Complex vitamins A, C and E
Vitamins taken directly from food are the best for our health. Vitamins A, C and E, which act as antioxidants that fight oxidative stress, are particularly important for eyesight.
- Vitamin A deficiency can cause night blindness, also known as night blindness. The second threat is dry eye syndrome, i.e. the so-called. xerophthalmia. Let’s try to have food rich in beta-carotene on our plate every day, including: liver, spinach, carrots, broccoli or pumpkin.
- On the other hand, vitamin C deficiencies, apart from being conducive to infections, additionally increase the risk of cataracts. Citrus fruits and currants are the obvious source of vitamin C, although it is also present in rose hips, apples, grapes, asparagus, broccoli and red peppers.
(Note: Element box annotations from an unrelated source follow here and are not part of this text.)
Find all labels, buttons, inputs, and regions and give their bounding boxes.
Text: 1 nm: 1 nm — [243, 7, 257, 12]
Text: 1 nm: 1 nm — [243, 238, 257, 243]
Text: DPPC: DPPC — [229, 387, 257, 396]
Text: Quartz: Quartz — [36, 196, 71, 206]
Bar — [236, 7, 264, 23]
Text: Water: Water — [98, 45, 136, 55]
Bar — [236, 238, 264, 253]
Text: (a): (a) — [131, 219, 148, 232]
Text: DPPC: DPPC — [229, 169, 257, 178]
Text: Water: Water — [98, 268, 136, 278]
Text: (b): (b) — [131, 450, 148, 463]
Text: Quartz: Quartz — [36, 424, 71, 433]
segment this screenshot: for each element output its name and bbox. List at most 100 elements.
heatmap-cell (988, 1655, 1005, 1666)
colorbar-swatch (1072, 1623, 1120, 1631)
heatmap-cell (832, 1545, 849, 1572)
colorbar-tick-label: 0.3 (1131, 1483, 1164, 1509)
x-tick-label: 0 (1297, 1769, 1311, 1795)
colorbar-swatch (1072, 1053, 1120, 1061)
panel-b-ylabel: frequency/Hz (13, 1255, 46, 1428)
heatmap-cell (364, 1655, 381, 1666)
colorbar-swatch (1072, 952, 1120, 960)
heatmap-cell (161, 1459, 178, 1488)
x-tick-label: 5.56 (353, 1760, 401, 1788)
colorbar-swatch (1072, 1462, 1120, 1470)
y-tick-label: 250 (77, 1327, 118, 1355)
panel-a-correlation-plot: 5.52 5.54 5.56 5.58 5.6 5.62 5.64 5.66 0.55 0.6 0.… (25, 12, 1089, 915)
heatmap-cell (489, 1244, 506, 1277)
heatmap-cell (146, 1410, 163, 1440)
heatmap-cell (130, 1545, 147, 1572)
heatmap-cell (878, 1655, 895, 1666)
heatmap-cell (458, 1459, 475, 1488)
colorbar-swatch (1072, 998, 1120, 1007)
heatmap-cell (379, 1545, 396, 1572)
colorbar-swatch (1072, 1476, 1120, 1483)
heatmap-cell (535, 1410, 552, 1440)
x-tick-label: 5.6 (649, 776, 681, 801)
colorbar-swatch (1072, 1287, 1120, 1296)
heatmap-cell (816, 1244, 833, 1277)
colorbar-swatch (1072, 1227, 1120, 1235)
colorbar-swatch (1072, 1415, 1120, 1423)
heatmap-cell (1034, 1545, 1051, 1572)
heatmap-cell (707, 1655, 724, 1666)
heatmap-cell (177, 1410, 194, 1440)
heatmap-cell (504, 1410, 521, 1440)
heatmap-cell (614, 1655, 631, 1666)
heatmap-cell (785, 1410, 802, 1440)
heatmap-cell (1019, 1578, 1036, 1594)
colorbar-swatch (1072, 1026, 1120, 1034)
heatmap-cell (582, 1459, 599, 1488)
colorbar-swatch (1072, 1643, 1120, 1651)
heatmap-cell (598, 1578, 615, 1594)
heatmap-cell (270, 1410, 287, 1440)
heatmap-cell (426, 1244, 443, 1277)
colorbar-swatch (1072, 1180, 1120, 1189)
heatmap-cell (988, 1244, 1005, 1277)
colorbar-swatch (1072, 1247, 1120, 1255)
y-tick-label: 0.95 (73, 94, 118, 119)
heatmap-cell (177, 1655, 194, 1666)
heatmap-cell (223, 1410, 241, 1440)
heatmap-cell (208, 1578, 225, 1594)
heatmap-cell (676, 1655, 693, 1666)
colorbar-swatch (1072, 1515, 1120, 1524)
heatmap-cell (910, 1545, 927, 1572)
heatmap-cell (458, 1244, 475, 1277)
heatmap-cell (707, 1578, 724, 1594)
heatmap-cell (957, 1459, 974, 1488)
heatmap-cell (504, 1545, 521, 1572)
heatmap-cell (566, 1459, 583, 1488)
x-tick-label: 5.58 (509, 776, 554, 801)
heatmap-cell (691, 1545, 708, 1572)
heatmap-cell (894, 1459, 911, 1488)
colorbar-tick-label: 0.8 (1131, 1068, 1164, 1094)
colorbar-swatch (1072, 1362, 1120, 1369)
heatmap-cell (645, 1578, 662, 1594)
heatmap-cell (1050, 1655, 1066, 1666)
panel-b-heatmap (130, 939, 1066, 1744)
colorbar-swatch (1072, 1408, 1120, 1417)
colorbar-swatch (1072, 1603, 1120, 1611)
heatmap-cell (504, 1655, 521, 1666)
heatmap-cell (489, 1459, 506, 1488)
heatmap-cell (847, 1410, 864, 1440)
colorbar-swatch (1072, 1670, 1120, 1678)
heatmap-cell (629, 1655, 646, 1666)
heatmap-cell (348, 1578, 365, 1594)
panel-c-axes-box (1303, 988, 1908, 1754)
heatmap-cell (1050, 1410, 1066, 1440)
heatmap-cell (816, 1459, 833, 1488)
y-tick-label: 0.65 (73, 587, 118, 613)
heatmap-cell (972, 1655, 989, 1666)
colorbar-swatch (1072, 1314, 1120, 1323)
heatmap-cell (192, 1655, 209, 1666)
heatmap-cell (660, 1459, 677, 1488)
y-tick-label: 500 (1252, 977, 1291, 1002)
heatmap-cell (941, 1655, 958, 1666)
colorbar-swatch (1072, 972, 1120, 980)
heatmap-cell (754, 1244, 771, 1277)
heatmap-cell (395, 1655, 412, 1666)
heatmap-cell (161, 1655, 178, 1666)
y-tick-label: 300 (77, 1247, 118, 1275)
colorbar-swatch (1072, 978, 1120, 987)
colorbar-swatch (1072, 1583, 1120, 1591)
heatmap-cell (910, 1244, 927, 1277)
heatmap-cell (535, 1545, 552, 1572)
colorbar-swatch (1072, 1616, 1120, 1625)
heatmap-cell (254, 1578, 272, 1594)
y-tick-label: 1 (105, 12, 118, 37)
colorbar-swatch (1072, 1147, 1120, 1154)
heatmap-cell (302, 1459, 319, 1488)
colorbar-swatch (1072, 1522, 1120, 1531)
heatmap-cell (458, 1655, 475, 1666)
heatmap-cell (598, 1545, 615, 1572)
- The last of the vitamins that have an exorbitant effect on the efficiency of the eyesight is vitamin E. Its main action is to neutralize free radicals. We can find it in nuts, almonds, wheat germ, margarine, sunflower, corn or soybean oil.
Mineral ingredients
- Regularly taken cynk removes eye irritation. Because it interacts with vitamin A, it ensures the proper functioning of the macula, which is located in the central part of the eye. The mineral is present in skim milk, liver, eggs, pumpkin seeds, legumes and wholegrain bread.
- Manganese sweeps free radicals from the body. To supplement manganese, it is recommended to eat parsley root, beets, cauliflower and sunflower seeds.
- Copper improves vision. It is found in nuts, avocados and seafood.
- Selenium protects the eyes from the formation of diabetic retinopathy. Selenium deficiency is rare, to counteract it, you should reach for brown rice, asparagus, eggs and onions.